- Hyperliquid’s price rose 6.5% even as most major coins declined.
- HYPE’s rally is driven by token buybacks and the rollout of the Base Liquidity Pool (BLP).
- However, a risky technical formation has emerged, suggesting a possible pullback.
The Hyperliquid index token (HYPE) posted a sharp gain despite a broader market downturn, drawing renewed attention to one of the month’s stronger performers.
While many leading assets faced heavy selling pressure, HYPE moved higher thanks to growing demand, large-scale buybacks, and rising activity across the Hyperliquid ecosystem.
Still, even as sentiment around the altcoin turns bullish, technical analysts caution that the rally may not be as secure as it appears.
Buybacks and BLP rollout fuel momentum
HYPE’s recent price advance can be largely attributed to rapid progress on the Hyperliquid Base Liquidity Pool (commonly called BLP) testnet, launched on Hypercore, the layer-1 chain that powers the exchange.
The BLP rollout marks a significant infrastructure upgrade for the protocol, introducing more efficient liquidity routing and additional yield mechanisms.
The testnet has injected new energy into the Hyperliquid ecosystem. The platform is positioning itself not only as a fast, on-chain exchange but also as a hub for tokenized stocks such as Nvidia, Tesla and SpaceX, attracting new users and boosting activity at a time when many platforms are seeing slowdowns.
Another major force behind HYPE’s surge is the exchange’s aggressive buyback program.
Hyperliquid has executed buybacks exceeding $1.3 billion, removing more than 28 million HYPE tokens from circulation.
Reducing supply places upward pressure on the token, especially as long-term holders lock more HYPE into staking contracts.
Staked balances rose nearly 60% in a month, easing sell-side pressure and strengthening market confidence.

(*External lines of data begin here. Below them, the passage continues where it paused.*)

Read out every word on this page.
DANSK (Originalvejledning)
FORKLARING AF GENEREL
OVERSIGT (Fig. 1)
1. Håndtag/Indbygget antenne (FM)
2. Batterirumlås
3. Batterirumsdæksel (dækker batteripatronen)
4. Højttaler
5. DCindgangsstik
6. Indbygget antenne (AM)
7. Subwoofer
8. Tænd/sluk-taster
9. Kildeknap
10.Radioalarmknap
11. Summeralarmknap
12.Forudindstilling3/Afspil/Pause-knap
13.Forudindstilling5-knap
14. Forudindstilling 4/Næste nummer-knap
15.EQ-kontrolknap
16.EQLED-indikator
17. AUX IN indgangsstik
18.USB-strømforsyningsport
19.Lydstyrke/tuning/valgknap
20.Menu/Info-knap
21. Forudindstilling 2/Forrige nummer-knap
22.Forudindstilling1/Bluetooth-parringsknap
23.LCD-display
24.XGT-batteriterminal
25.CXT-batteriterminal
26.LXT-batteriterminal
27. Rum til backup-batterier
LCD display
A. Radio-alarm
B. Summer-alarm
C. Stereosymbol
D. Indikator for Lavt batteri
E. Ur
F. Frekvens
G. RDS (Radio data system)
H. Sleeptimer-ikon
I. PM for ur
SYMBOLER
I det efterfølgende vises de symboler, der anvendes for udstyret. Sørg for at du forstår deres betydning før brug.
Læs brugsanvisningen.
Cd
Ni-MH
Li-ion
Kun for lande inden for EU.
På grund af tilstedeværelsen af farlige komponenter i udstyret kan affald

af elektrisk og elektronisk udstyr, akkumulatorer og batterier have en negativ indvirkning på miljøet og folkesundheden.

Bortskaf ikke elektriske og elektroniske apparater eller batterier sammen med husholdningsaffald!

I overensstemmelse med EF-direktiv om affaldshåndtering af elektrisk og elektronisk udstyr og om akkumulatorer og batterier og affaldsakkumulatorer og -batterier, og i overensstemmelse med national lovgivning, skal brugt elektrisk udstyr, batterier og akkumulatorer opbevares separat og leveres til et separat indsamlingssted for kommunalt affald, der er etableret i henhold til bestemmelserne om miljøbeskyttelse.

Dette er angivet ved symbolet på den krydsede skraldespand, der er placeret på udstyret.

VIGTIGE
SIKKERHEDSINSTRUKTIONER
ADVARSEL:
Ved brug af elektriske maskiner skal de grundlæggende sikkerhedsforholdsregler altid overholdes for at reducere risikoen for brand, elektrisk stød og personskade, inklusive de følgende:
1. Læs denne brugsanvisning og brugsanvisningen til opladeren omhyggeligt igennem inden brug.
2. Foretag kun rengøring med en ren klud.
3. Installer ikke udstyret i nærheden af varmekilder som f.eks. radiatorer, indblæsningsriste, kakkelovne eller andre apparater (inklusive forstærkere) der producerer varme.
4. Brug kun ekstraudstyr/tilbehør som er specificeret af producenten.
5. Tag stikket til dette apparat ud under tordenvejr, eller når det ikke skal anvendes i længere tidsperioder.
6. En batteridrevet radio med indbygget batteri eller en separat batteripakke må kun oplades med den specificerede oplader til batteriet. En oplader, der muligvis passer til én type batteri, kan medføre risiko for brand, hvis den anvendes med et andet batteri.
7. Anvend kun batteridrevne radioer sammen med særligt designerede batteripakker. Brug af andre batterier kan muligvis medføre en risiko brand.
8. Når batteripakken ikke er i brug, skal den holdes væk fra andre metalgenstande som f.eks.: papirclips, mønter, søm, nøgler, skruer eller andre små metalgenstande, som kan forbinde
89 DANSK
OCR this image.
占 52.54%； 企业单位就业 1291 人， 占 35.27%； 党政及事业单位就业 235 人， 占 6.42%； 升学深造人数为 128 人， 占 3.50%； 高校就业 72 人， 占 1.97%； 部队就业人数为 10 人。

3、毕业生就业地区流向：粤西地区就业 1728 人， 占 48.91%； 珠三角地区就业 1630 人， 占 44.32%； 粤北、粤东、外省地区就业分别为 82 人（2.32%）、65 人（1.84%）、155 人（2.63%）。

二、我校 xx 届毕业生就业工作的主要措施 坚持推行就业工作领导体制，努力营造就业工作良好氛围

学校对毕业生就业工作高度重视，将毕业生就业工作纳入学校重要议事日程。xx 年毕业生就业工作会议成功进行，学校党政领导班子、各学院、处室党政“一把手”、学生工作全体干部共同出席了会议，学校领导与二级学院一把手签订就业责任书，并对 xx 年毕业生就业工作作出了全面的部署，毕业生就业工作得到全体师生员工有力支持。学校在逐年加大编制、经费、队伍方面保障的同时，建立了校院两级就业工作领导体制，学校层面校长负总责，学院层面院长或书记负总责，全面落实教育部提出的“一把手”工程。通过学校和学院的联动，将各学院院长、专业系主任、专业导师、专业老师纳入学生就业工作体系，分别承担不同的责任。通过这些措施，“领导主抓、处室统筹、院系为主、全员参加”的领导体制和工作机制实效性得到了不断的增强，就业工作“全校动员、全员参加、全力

The supply tightening coincides with Hyperliquid’s expanding role in the global derivatives market.
The exchange now commands over a 6% share of the perpetual futures market, putting it alongside centralized leaders like Binance, OKX and Bybit.
This expansion brings higher fee revenue, additional buybacks, and firmer fundamentals for HYPE.
Chart signals warn of a potential pullback
Despite robust fundamentals, technical indicators are flashing cautionary signals.
A classic head-and-shoulders pattern has been forming on the daily chart since June.
The pattern’s neckline sits near $35.50, a level that has repeatedly acted as key support. A decisive break below this area could push HYPE toward the next support zone just above $30.

Risk rises further as the 50-day and 200-day moving averages approach a bearish crossover, commonly referred to as a death cross.
That formation typically signals a shift into a deeper downtrend, particularly when it appears during periods of market uncertainty.
Nevertheless, HYPE is holding above $40, which indicates demand remains healthy, and a sustained move above $46 could negate the bearish setup.